Mitchell’s Musings 7-18-16: Cash on hand Daniel J.B. Mitchell At the moment, unemployment is low. We can debate about the state of the economy and whether unemployment or non-employment (or non-participation) is the best indicator of labor market slack. What we can say, however, is that when the Great Recession hit, one of the major casualties was the budgetary condition of state and local governments. And currently, with some exceptions, a calm in the state and local fiscal situation prevails. So it’s a good time to look back and see what can be said about how such budgets get into trouble. There will someday be another downturn so now is a good time to learn about their fiscal implications. Of course, in the simplest terms, the trouble for state and local budgets during recession results from a reduction in tax revenue; as the economy declines, taxes – which are largely based on economic activity – also decline.
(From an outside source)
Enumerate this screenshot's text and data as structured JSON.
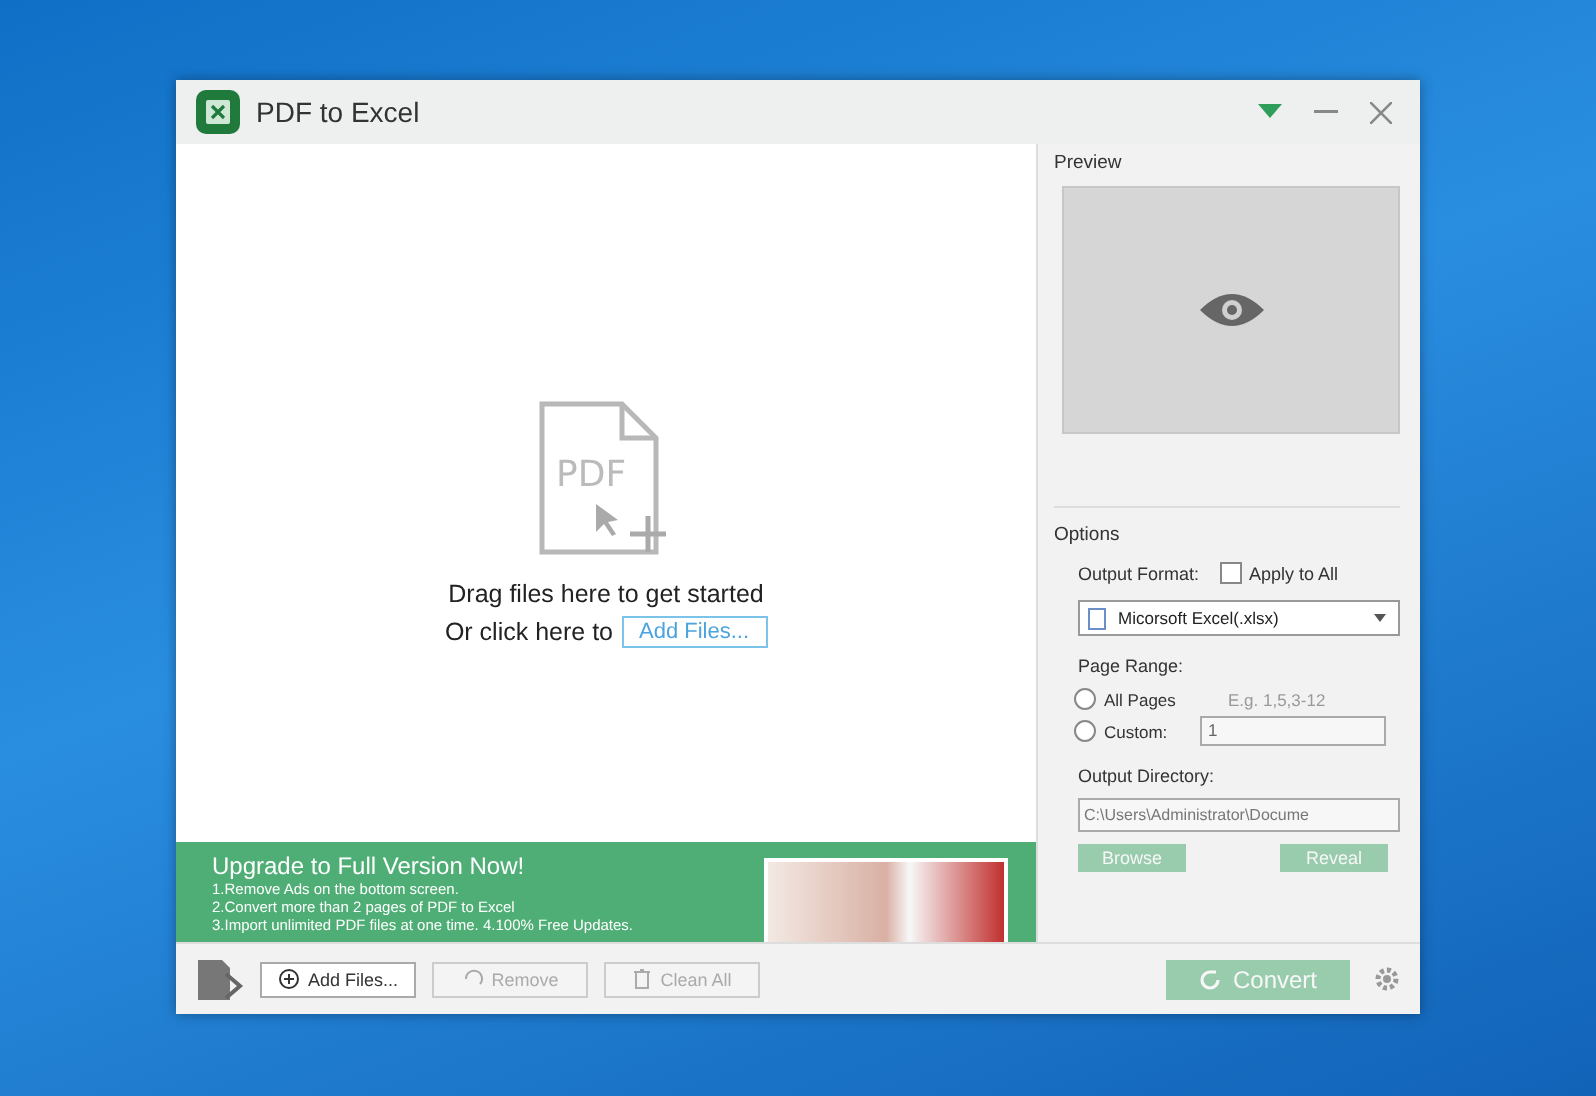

Budgets are pushed into the “red.” But deficit budgets by themselves are not crises. If sufficient reserves are available, temporary deficits can occur without a crisis, at least until the reserves are exhausted. The State of California was particularly hard hit by the Great Recession. It had a disproportionate share of the flaky mortgage bubble and bust. Its revenue base was (and is) heavily tilted toward the personal income tax. And its personal income tax is highly progressive, with a large share of revenue coming from a narrow stratum of high income tax payers whose taxable income reflects capital gains and losses. In the immediate aftermath of the Great Recession, California had one of the highest unemployment rates of any state in the nation. California state government by the summer of 2009 was unable to pay all its bills and instead began to issue registered warrants (IOUs) to some suppliers and taxpayers owed refunds. Most of the focus in the news media was on the General Fund budget, the operating budget of the state. In principle, the state is supposed to produce a “balanced” General Fund budget by July 1 of each year. But, at the time, budgetary rules in the state’s constitution required a two-thirds vote for a budget enactment and the result was lengthy delays beyond July 1.1
1
Partly as a result of the problems caused by budget delays, voters have since amended the constitution to require only a simple majority, and delays no longer occur. We are leaving aside troublesome problems related to budgetary language and accounting methodology.